The scribes who write each Torah scroll have a unique tradition when it comes to the first word in the first line of this middle book of Torah. They write out the א of ויקרא in an unusually small way and no one really knows why. The scribes left it to the rabbis to expound and speculate on why this is so. The א is a silent letter. It stands alone as the first and the quietest of all 22 Hebrew letters in our alphabet. It can only be heard when paired with a vowel. It’s a selfless friend; one might even say it “sacrifices” itself for the sounds others make. This silence has always interested the rabbis, maybe because the House of Study is traditionally such a noisy place. Jews aren’t monks, after all. We talk a lot. Argue. Pick apart words and excavate their meaning. We are meant to ask more questions and not rush to answers. The alef is, therefore, a kind of isle of refuge in the noisy sea of Jewish discourse.
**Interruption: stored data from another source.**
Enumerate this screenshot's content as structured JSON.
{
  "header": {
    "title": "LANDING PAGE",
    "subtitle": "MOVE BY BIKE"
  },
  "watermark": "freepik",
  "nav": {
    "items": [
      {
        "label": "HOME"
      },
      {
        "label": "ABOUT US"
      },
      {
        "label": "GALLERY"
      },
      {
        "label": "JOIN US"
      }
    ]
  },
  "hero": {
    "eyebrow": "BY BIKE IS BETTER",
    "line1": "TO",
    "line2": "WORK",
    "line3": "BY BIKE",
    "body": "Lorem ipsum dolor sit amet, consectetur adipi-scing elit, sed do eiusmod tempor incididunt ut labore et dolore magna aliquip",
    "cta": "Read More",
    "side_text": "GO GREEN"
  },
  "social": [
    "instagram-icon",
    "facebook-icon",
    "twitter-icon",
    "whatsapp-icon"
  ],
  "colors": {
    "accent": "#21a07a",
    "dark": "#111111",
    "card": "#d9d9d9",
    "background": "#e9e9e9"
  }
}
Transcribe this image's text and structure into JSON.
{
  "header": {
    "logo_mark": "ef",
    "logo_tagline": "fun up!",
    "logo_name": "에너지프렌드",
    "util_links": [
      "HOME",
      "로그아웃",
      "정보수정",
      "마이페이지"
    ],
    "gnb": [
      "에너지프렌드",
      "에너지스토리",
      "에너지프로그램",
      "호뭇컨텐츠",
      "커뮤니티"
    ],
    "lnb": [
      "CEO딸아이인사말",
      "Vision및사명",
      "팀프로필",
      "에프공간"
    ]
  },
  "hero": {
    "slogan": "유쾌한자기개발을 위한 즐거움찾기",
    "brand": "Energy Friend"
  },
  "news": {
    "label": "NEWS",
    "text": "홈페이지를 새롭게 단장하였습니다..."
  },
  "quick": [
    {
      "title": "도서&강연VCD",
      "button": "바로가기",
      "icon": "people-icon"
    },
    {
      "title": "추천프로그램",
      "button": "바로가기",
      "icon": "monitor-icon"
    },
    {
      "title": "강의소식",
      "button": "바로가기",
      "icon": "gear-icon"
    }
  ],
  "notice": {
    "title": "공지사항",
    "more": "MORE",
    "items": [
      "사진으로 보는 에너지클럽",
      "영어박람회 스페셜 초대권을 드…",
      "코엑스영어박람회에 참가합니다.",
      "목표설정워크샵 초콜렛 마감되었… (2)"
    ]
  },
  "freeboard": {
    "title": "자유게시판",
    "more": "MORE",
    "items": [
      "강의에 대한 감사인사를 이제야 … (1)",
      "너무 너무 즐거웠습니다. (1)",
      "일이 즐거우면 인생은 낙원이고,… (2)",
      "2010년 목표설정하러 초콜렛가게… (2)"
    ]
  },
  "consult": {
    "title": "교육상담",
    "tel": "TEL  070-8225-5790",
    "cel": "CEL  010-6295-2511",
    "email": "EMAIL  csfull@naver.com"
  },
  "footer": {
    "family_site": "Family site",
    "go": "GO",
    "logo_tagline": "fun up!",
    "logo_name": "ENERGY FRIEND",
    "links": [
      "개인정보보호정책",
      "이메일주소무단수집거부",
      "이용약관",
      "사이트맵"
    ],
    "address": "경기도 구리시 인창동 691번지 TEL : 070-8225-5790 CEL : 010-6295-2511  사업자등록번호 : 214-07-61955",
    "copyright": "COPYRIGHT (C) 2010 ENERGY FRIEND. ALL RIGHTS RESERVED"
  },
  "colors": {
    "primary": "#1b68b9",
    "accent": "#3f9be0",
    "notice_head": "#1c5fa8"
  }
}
There is a wonderful midrash that says the first sound God made at Mount Sinai was silence. The first commandment (“I am the Eternal your God” אנכי יי אלוהיר) begins in silence. The first sound of the giving of the Law, the Truth, the Way, the commanding voice of God, is silent.
A powerful, potentially transforming notion for an exceptionally noisy and fractionalized world. An early first century sage named Shimon ben Gamliel used to say, “All my days I grew up among the Sages and I did not find anything good for the body except silence. And the main point of Torah is not in explaining it but in doing it. Too much talk leads to sin” (Pirke Avot 1:16).
Writing anything else after a line like that feels risky so I’ll bring this to a quick conclusion. It is best in moments like this to quote the sage Hillel’s study partner Shammai, whose short-tempered wit and concise approach to matters of the heart is particularly helpful right now. He said, “Say little, do much.”
In the school of time of which we are all pupils, silence is a great teacher. In its canopy of peace we learn that inspiration, and a responsibility for one another, can sometimes be found in the quietude of our existence.